Analyse

Placement immobilier: Le régime fiscal des OPCI

Par Hassan EL ARIF | Edition N°:4938 Le 13/01/2017 | Partager
Les bénéfices perçus par les organismes d’investissement exonérés d’IS
Les dividendes distribués soumis à la retenue à la source: 15 à 30% selon les cas

Le gouvernement n’a pas attendu l’attribution des agréments d’OPCI pour mettre en place un cadre fiscal dédié. Depuis le 1er janvier, ils sont soumis à un régime de transparence fiscale à l’instar des OPCVM. Ainsi, les bénéfices issus de la location d’immeubles détenus par les OPCI, les dividendes ainsi que les intérêts perçus par ces organismes sont exonérés d’impôt sur les sociétés.

En revanche, les bénéfices distribués aux investisseurs restent imposables via la retenue à la source. Sur ce point, il faut distinguer deux tarifs selon le type d’OPCI. Ainsi, les personnes physiques qui investissent dans une société de placement immobilier (SPI) s’acquittent d’un prélèvement de 15% des dividendes. Les sociétés personnes morales étant exonérées.

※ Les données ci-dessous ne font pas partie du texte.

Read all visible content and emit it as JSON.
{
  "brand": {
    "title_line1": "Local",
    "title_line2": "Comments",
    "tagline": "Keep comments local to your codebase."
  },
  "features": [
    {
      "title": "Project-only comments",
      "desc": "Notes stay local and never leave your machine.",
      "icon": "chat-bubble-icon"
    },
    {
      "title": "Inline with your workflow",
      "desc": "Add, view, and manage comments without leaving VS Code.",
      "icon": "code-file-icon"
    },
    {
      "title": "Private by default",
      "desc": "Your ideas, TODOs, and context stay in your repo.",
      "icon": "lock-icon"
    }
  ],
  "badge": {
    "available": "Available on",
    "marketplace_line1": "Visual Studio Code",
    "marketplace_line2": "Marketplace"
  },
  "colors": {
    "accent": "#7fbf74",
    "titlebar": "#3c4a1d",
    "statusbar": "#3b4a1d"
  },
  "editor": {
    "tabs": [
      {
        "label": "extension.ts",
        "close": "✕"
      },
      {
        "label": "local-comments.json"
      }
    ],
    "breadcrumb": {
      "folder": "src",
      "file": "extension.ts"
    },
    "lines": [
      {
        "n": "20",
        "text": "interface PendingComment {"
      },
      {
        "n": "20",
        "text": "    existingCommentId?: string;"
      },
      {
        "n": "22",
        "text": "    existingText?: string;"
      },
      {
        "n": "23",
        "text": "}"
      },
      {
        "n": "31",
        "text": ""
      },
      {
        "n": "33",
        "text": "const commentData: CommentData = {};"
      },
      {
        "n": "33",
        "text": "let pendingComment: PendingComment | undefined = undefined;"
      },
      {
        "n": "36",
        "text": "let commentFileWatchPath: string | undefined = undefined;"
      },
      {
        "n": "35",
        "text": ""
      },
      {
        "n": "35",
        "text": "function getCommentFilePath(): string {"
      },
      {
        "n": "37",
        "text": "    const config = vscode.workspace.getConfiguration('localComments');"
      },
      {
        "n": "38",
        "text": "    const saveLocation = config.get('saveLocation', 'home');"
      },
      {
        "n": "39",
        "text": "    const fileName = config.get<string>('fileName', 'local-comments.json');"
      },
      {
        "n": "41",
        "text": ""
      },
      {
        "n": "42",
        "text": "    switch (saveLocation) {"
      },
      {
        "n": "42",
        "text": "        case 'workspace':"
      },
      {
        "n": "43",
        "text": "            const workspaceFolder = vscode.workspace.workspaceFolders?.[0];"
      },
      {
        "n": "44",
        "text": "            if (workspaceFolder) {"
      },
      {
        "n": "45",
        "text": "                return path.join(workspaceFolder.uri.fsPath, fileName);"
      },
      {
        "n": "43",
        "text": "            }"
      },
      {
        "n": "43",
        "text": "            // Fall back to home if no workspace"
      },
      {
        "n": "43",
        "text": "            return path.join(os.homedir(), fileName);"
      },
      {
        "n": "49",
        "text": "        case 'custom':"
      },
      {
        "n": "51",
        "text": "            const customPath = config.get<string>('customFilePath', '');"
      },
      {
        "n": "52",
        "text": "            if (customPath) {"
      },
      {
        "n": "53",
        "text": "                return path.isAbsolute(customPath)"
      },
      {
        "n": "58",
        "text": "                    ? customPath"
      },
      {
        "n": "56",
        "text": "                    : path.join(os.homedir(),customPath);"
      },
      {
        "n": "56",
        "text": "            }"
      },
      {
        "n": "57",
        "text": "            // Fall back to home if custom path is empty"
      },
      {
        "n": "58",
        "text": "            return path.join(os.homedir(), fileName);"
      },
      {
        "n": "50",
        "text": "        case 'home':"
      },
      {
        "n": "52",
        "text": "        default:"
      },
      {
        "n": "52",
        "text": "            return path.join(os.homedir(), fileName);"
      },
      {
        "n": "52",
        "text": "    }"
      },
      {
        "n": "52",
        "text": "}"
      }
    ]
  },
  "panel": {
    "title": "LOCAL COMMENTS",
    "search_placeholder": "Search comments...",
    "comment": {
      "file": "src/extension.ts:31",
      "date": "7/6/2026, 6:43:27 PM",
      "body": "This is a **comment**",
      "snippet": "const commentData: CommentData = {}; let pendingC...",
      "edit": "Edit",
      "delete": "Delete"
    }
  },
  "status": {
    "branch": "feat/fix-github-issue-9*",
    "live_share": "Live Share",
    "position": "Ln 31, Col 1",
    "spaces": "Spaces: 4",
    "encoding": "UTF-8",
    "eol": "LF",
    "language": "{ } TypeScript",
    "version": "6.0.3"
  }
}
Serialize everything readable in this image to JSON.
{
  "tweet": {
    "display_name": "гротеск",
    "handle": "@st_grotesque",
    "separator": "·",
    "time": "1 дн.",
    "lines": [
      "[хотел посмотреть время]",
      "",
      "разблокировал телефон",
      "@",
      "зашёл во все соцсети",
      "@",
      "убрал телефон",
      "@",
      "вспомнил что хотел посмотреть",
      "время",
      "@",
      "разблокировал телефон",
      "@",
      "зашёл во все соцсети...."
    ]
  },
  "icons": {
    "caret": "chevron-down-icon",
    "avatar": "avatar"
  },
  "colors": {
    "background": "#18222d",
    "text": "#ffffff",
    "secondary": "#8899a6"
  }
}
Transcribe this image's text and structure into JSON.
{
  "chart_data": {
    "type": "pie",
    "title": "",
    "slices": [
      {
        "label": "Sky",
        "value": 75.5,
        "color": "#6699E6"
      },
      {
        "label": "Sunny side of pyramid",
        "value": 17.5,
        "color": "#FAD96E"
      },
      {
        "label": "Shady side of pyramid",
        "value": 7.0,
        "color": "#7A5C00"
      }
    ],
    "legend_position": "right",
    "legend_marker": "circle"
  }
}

Dans le cas des produits de placements à revenu fixe (fonds de placement immobilier), l’impôt est de 30% pour les particuliers et de 20% pour les entreprises.

Pour bénéficier de cet avantage, un OPCI doit détenir des immeubles à usage exclusivement professionnel, c’est-à-dire toute activité sauf le résidentiel. Le gouvernement doit estimer que l’immobilier bénéficie déjà de suffisamment de mesures d’encouragement telles que les dépenses fiscales, ou encore la prise en charge par l’Etat de la TVA sur le logement social. Mais cela reste toujours un sujet à débat. Selon un opérateur, toute personne morale ou physique détenant un bien immeuble peut en faire l’apport à un OPCI aux fins de location. Sauf qu’en cas d’apport d’actif immobilier à un OPCI par une personne physique, elle ne pourra pas être exonérée de l’IS sur les profits immobiliers.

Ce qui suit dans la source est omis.